Starlit (2010)

Starlit

2010, Gallery Books.  243 pages.  $24.99

Lisa Rinna

 

Soap opera actress and television personality Lisa Rinna has written a breezy novel that follows three young actresses looking for their big breaks in Hollywood.  It’s called Starlit, and it was published in 2010.  While it certainly doesn’t qualify as great literature, it does have the ring of authenticity as it describes ambitious and ruthless people playing sex and power games in Tinseltown.

Tally Jones is a good actress but can’t find a job.  Her friends Sadie and Mandy are in the same boat.  An awkward meeting at an Oscar party introduces Tally, working as a waitress, to a handsome television actor, and soon she has a featured role on a soap opera.  She’s thrilled, but the actress she replaces, Susie Sheppard, is not, and vows revenge.  Meanwhile, Sadie gets a job as a producer’s assistant, learning the hard way how self-centered and hollow the entertainment business can be.  Mandy gets a boob job and wanders her way into porn, which she finds that she really likes.

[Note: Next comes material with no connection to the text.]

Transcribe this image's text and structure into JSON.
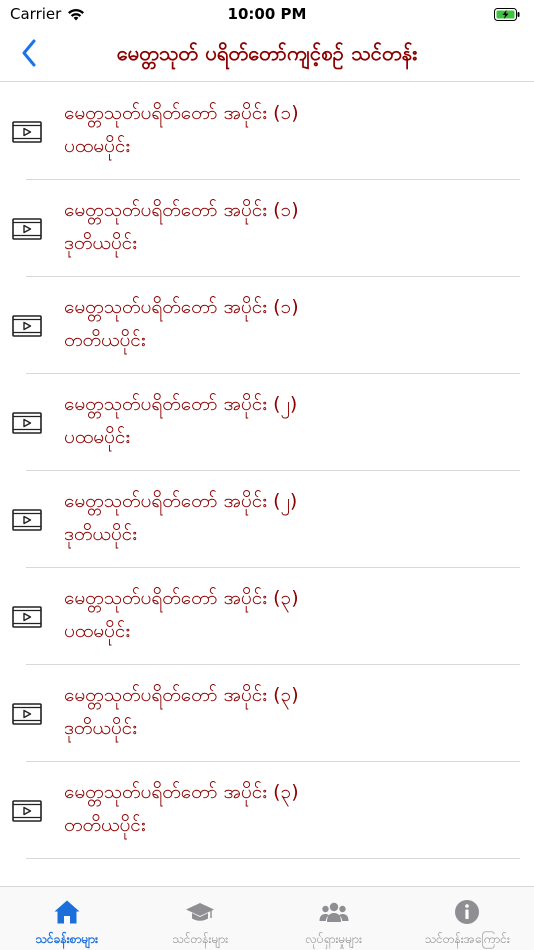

Sex is one of the major threads weaving through Starlit, bringing couples together or, just as often, used as a power play to rip couples apart.  I was taken aback a bit by Mandy’s path into porn, which may really be that easy, but which didn’t seem to carry any moral scruples or career consequences for her.  Indeed, porn footage, whether made professionally or clandestinely as a secret sex tape, is treated like just another job by these characters — and, presumably, the industry in general.  As puritanical as our society remains about sexy stuff, I don’t think that view is justifiable when it comes to stars, although the times are certainly changing.

The book is smoothly written by Rinna, who has a nice ear for dialogue and certainly knows her milieu.  It could use more description, but trades descriptive detail for a quick pace and breezy tone.  I enjoyed the book most of the way through, until Susie Sheppard forces Tally’s lover, a movie producer, into a situation that I just could not believe, or abide.  No man would stand for it.  Starlit is a book about, and really for, women, and that’s fine.  I’m all for books, movies and other entertainment projects to feature women as protagonists; their perspectives and actions are often more intelligent and remarkable than that of men.  But at least treat the men in the story with a little respect.

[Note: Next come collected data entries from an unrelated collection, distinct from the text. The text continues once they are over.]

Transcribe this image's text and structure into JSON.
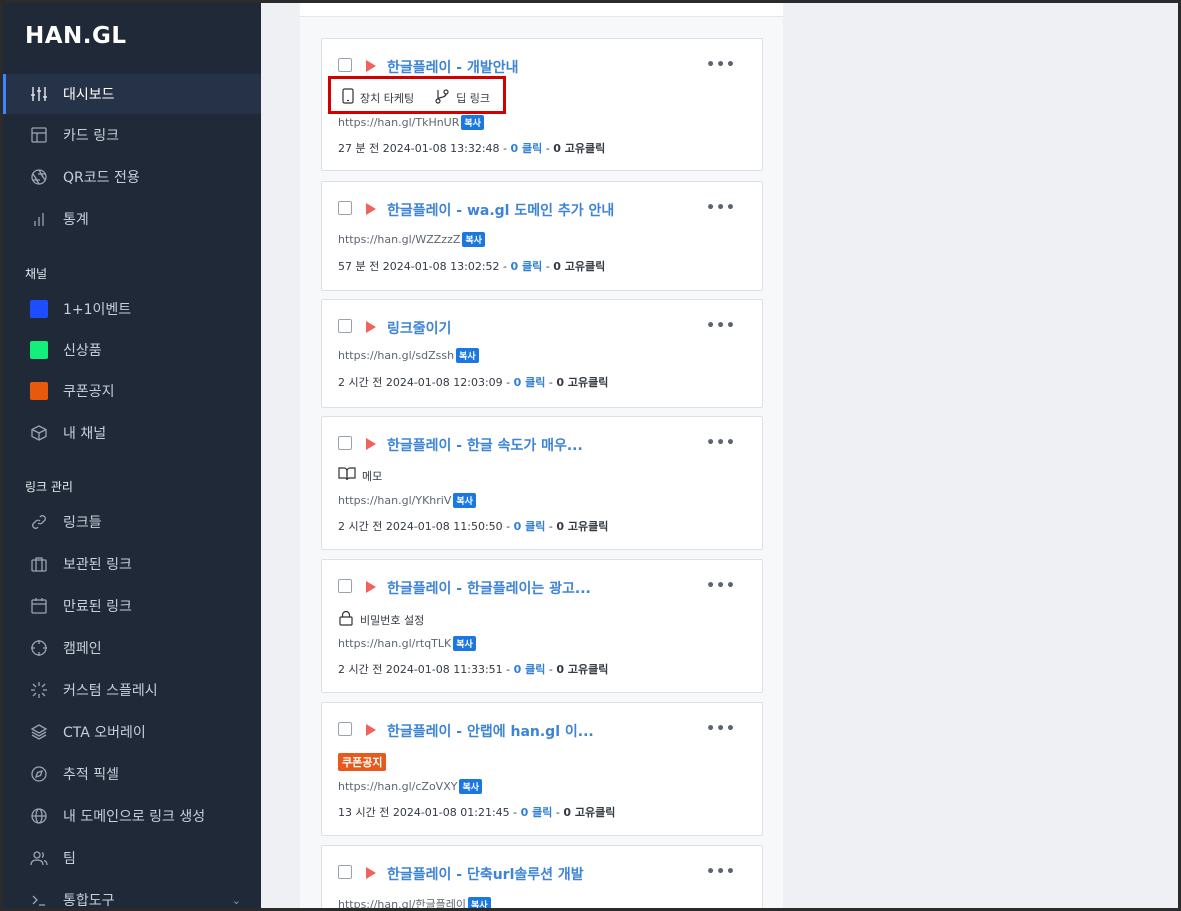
{
  "app": {
    "logo": "HAN.GL"
  },
  "sidebar": {
    "items": [
      {
        "label": "대시보드",
        "icon": "sliders-icon",
        "active": true
      },
      {
        "label": "카드 링크",
        "icon": "layout-icon"
      },
      {
        "label": "QR코드 전용",
        "icon": "aperture-icon"
      },
      {
        "label": "통계",
        "icon": "bar-chart-icon"
      }
    ],
    "channels_label": "채널",
    "channels": [
      {
        "label": "1+1이벤트",
        "color": "#1e4dff"
      },
      {
        "label": "신상품",
        "color": "#13f07a"
      },
      {
        "label": "쿠폰공지",
        "color": "#e8590c"
      },
      {
        "label": "내 채널",
        "icon": "box-icon"
      }
    ],
    "links_label": "링크 관리",
    "links": [
      {
        "label": "링크들",
        "icon": "link-icon"
      },
      {
        "label": "보관된 링크",
        "icon": "briefcase-icon"
      },
      {
        "label": "만료된 링크",
        "icon": "calendar-icon"
      },
      {
        "label": "캠페인",
        "icon": "crosshair-icon"
      },
      {
        "label": "커스텀 스플레시",
        "icon": "loader-icon"
      },
      {
        "label": "CTA 오버레이",
        "icon": "layers-icon"
      },
      {
        "label": "추적 픽셀",
        "icon": "compass-icon"
      },
      {
        "label": "내 도메인으로 링크 생성",
        "icon": "globe-icon"
      },
      {
        "label": "팀",
        "icon": "users-icon"
      },
      {
        "label": "통합도구",
        "icon": "terminal-icon"
      }
    ]
  },
  "common": {
    "copy": "복사",
    "clicks_suffix": "클릭",
    "unique_suffix": "고유클릭",
    "separator": " - "
  },
  "cards": [
    {
      "title": "한글플레이 - 개발안내",
      "features": [
        {
          "icon": "smartphone-icon",
          "label": "장치 타케팅"
        },
        {
          "icon": "git-branch-icon",
          "label": "딥 링크"
        }
      ],
      "url": "https://han.gl/TkHnUR",
      "time": "27 분 전 2024-01-08 13:32:48",
      "clicks": "0",
      "unique": "0"
    },
    {
      "title": "한글플레이 - wa.gl 도메인 추가 안내",
      "url": "https://han.gl/WZZzzZ",
      "time": "57 분 전 2024-01-08 13:02:52",
      "clicks": "0",
      "unique": "0"
    },
    {
      "title": "링크줄이기",
      "url": "https://han.gl/sdZssh",
      "time": "2 시간 전 2024-01-08 12:03:09",
      "clicks": "0",
      "unique": "0"
    },
    {
      "title": "한글플레이 - 한글 속도가 매우...",
      "features": [
        {
          "icon": "book-open-icon",
          "label": "메모"
        }
      ],
      "url": "https://han.gl/YKhriV",
      "time": "2 시간 전 2024-01-08 11:50:50",
      "clicks": "0",
      "unique": "0"
    },
    {
      "title": "한글플레이 - 한글플레이는 광고...",
      "features": [
        {
          "icon": "lock-icon",
          "label": "비밀번호 설정"
        }
      ],
      "url": "https://han.gl/rtqTLK",
      "time": "2 시간 전 2024-01-08 11:33:51",
      "clicks": "0",
      "unique": "0"
    },
    {
      "title": "한글플레이 - 안랩에 han.gl 이...",
      "tag": "쿠폰공지",
      "url": "https://han.gl/cZoVXY",
      "time": "13 시간 전 2024-01-08 01:21:45",
      "clicks": "0",
      "unique": "0"
    },
    {
      "title": "한글플레이 - 단축url솔루션 개발",
      "url": "https://han.gl/한글플레이"
    }
  ]
}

The novel’s trashiness may have been good for sales but it lessens the book’s literary value.  The premise is solid and the main characters are well-drawn.  Rinna blends real stars into the mix as background; Tally, for instance, does a movie with director Paul Haggis.  I would have liked more detail regarding the process of creating the films and television shows described, but the personal intrigue that they involve is definitely convincing.  If it wasn’t for the total wackiness of Susie Sheppard and her scheming, I would rate the novel higher.  My rating:  Fair.  7 July 2014.